Besonders interessant für die Rechtsgeschichte, in der sich aus vielerlei Gründen die Vorstellung eines scharfen Epochenbruchs um 1800 verfestigt hat, sind Knöbls Überlegungen zum Differenzierungskonzept und dessen Stützung durch Kosellecks Sattelzeitthese (163ff.). Kosellecks Analyse der veränderten Zeiterfahrungen und die daraus gezogenen weitreichenden Folgerungen beruhten bekanntlich auf anderen Methoden, als sie seine Bielefelder Kollegen in der Soziologie oder der Sozialgeschichte praktizierten. Allerdings ging es Koselleck wie den modernisierungstheoretischen Ansätzen darum, einen scharfen Bruch zwischen Moderne und Vormoderne zu konturieren, weswegen man seine Methode auch als »Werkzeug einer Modernisierungstheorie« (Christof Dipper) bezeichnet hat.
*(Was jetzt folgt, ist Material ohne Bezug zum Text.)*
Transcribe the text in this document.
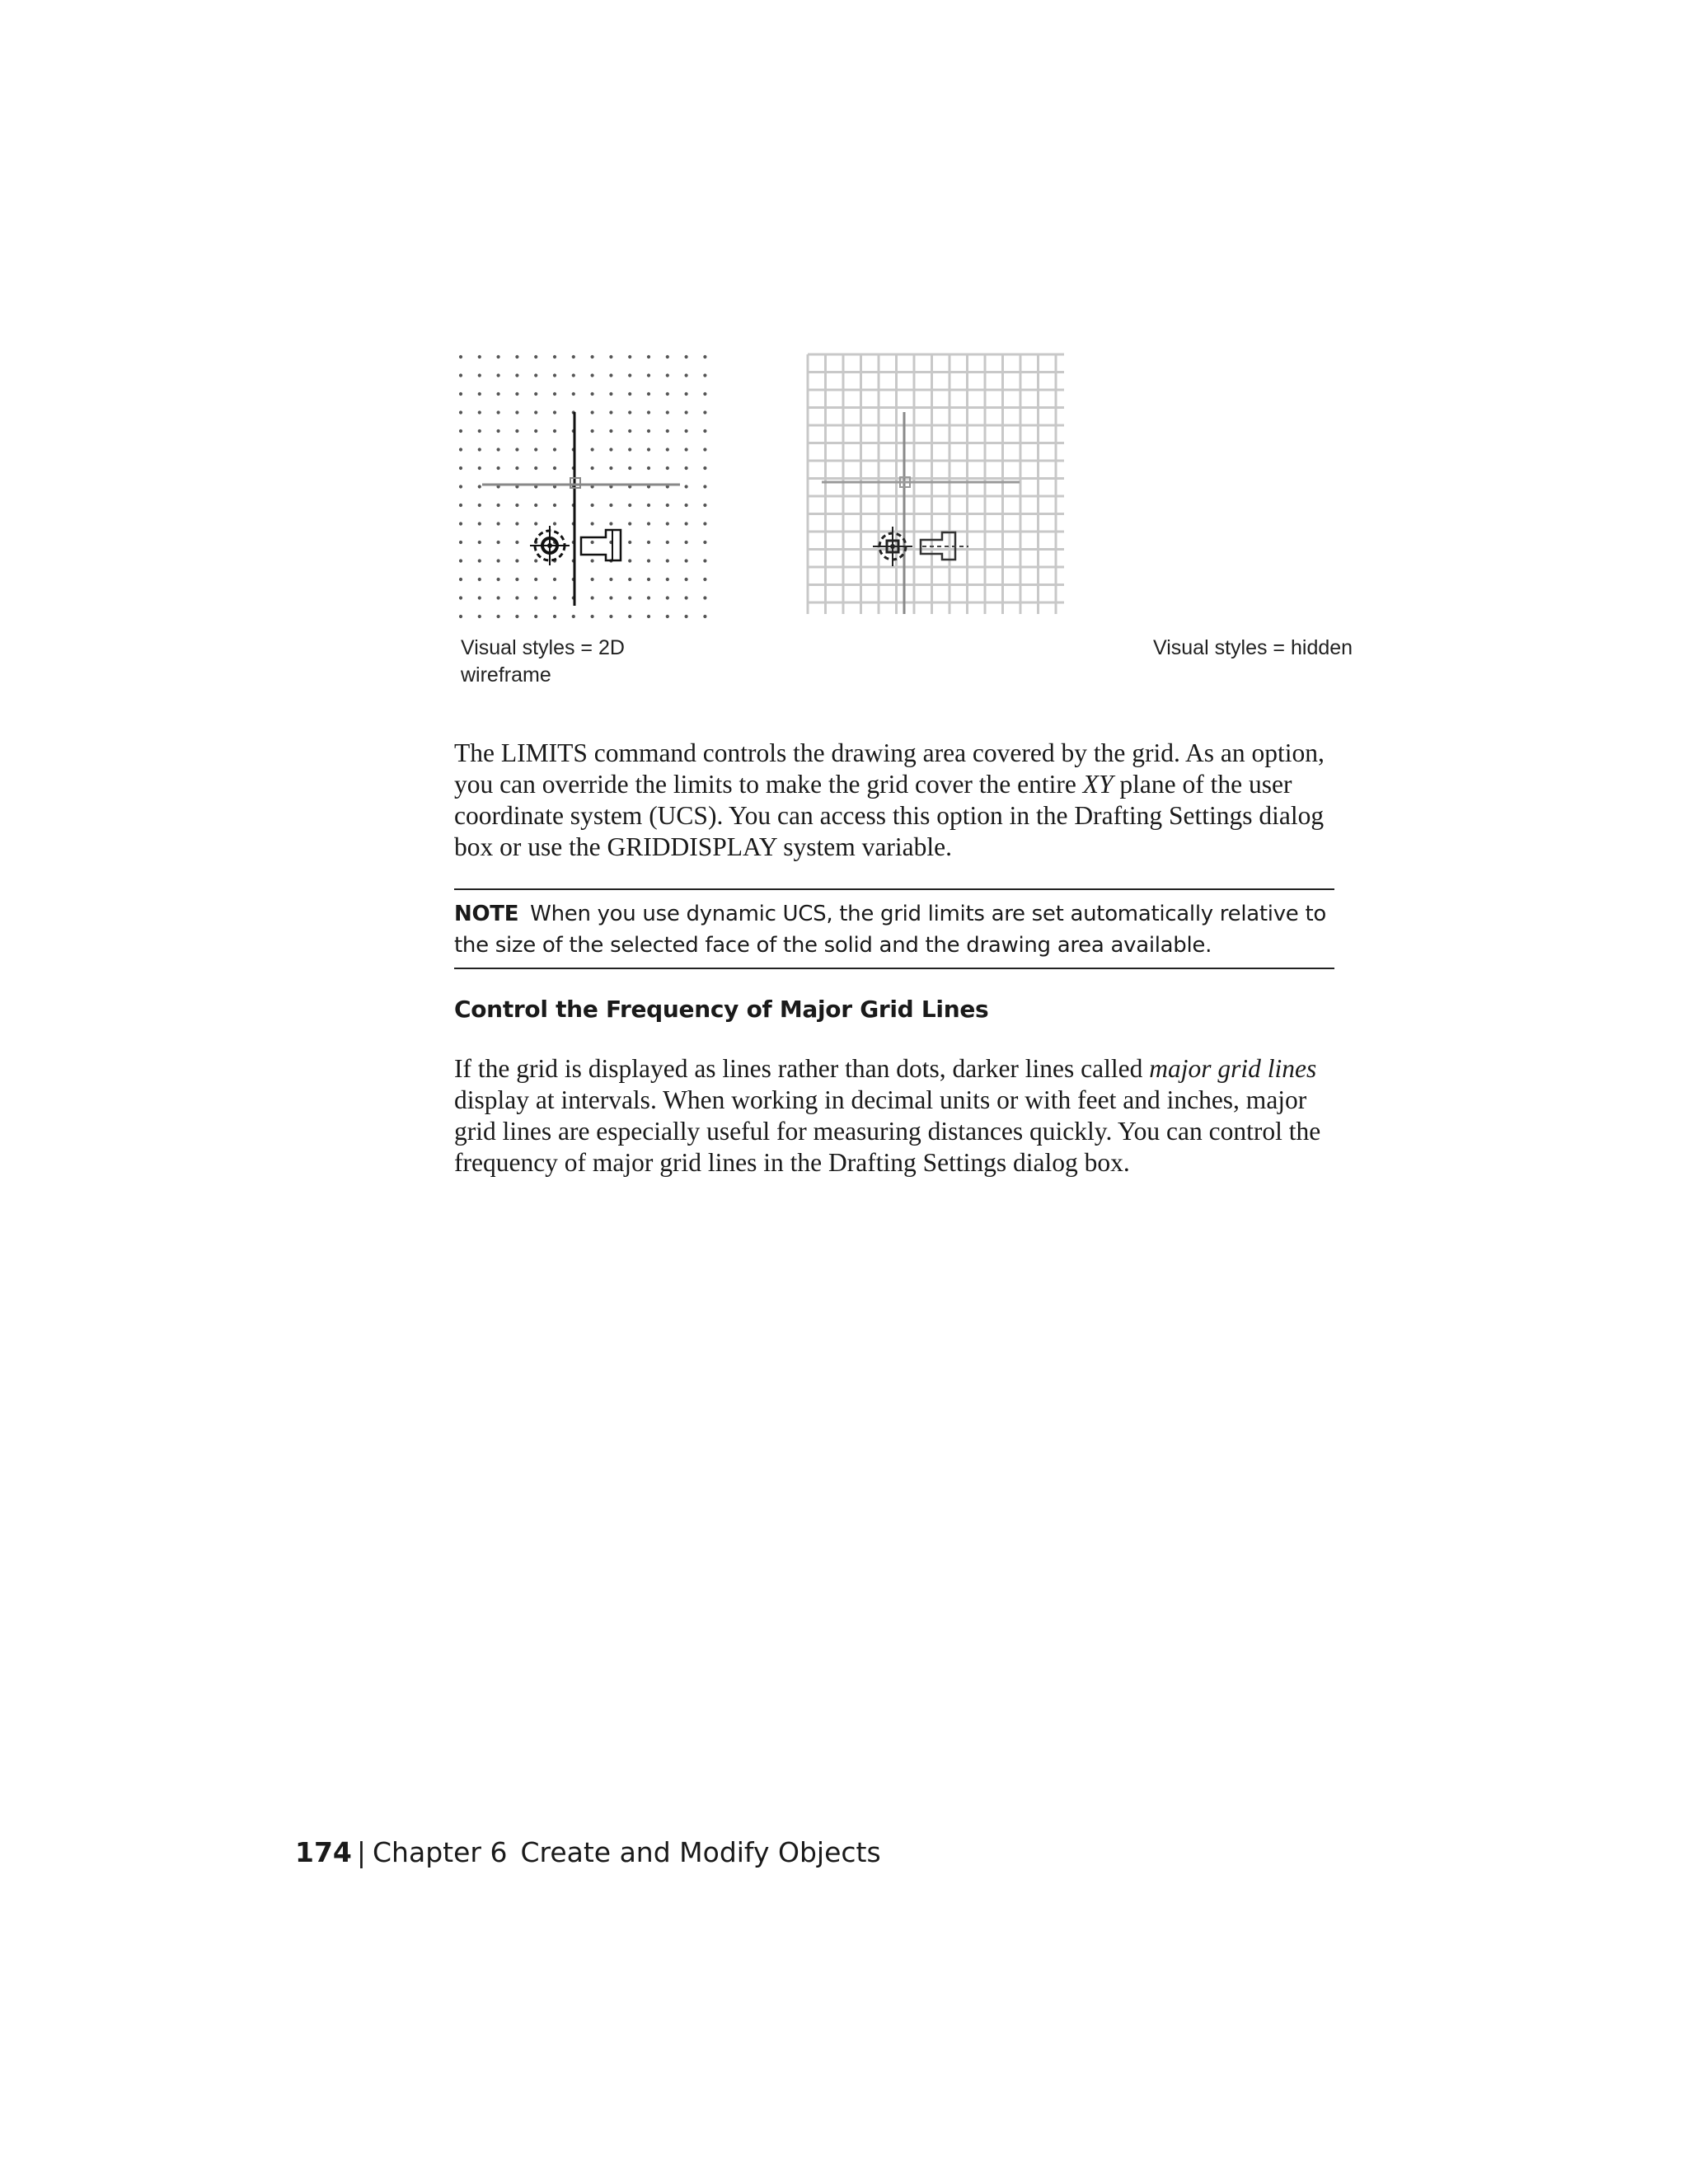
Visual styles = 2D wireframe
Visual styles = hidden

The LIMITS command controls the drawing area covered by the grid. As an option, you can override the limits to make the grid cover the entire XY plane of the user coordinate system (UCS). You can access this option in the Drafting Settings dialog box or use the GRIDDISPLAY system variable.

NOTE When you use dynamic UCS, the grid limits are set automatically relative to the size of the selected face of the solid and the drawing area available.
Control the Frequency of Major Grid Lines

If the grid is displayed as lines rather than dots, darker lines called major grid lines display at intervals. When working in decimal units or with feet and inches, major grid lines are especially useful for measuring distances quickly. You can control the frequency of major grid lines in the Drafting Settings dialog box.

174 | Chapter 6 Create and Modify Objects
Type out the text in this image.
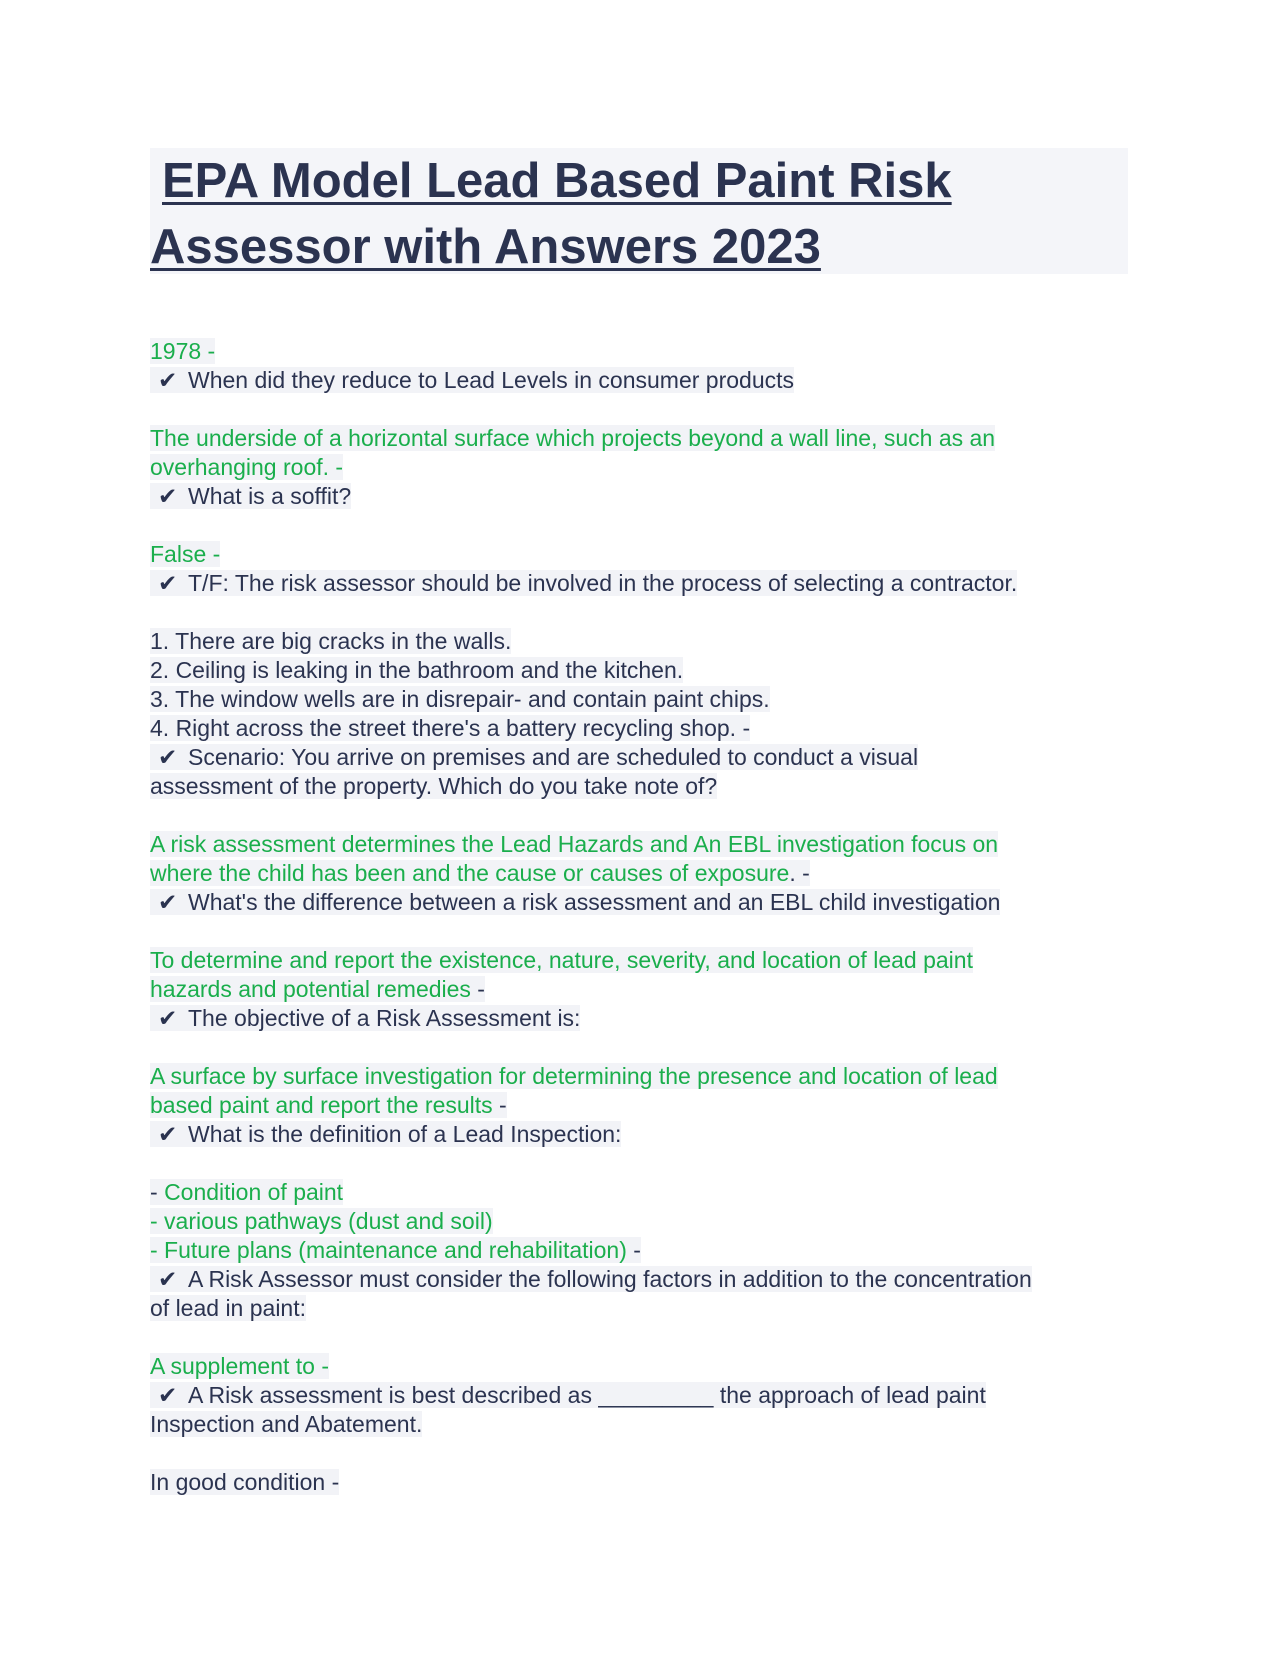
EPA Model Lead Based Paint Risk
Assessor with Answers 2023
1978 -
✔ When did they reduce to Lead Levels in consumer products
The underside of a horizontal surface which projects beyond a wall line, such as an
overhanging roof. -
✔ What is a soffit?
False -
✔ T/F: The risk assessor should be involved in the process of selecting a contractor.
1. There are big cracks in the walls.
2. Ceiling is leaking in the bathroom and the kitchen.
3. The window wells are in disrepair- and contain paint chips.
4. Right across the street there's a battery recycling shop. -
✔ Scenario: You arrive on premises and are scheduled to conduct a visual
assessment of the property. Which do you take note of?
A risk assessment determines the Lead Hazards and An EBL investigation focus on
where the child has been and the cause or causes of exposure. -
✔ What's the difference between a risk assessment and an EBL child investigation
To determine and report the existence, nature, severity, and location of lead paint
hazards and potential remedies -
✔ The objective of a Risk Assessment is:
A surface by surface investigation for determining the presence and location of lead
based paint and report the results -
✔ What is the definition of a Lead Inspection:
- Condition of paint
- various pathways (dust and soil)
- Future plans (maintenance and rehabilitation) -
✔ A Risk Assessor must consider the following factors in addition to the concentration
of lead in paint:
A supplement to -
✔ A Risk assessment is best described as _________ the approach of lead paint
Inspection and Abatement.
In good condition -
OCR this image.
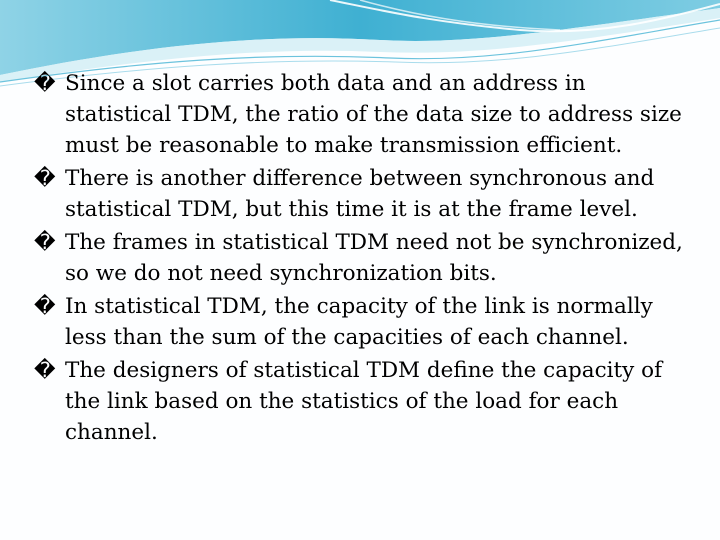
� Since a slot carries both data and an address in statistical TDM, the ratio of the data size to address size must be reasonable to make transmission efficient.
� There is another difference between synchronous and statistical TDM, but this time it is at the frame level.
� The frames in statistical TDM need not be synchronized, so we do not need synchronization bits.
� In statistical TDM, the capacity of the link is normally less than the sum of the capacities of each channel.
� The designers of statistical TDM define the capacity of the link based on the statistics of the load for each channel.
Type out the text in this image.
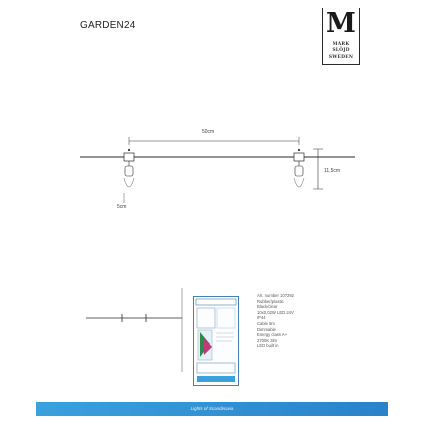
GARDEN24	M
MARK
SLÖJD
SWEDEN
50cm
11,5cm
5cm
Art. number 107292
Rubber/plastic
Black/clear
10x0,02W LED 24V
IP44
Cable 5m
Dimmable
Energy class A+
2700K 3lm
LED built in
Lights of Scandinavia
Doch Sprachwandel zeigt veränderte Repräsentationen, und über die repräsentierten »Prozesse« kann er wenig aussagen. Im Verbund mit der sozialgeschichtlichen Modernisierungstheorie und dem Nachwirken von Webers Rationalisierungsthese verfestigte die Historische Semantik dennoch das Bild eines Epochenbruchs von geradezu welthistorischem Ausmaß. Auch daran knüpften Luhmann und Habermas mit ihren Entwicklungslogiken an, und auch die Rechtsgeschichte hat die Moderne zu einem Wendepunkt erklärt, mit dem im Hochmittelalter angesetzte Prozesse (Staatsbildung, Verwissenschaftlichung, Rezeption etc.) abgeschlossen gewesen sein sollen.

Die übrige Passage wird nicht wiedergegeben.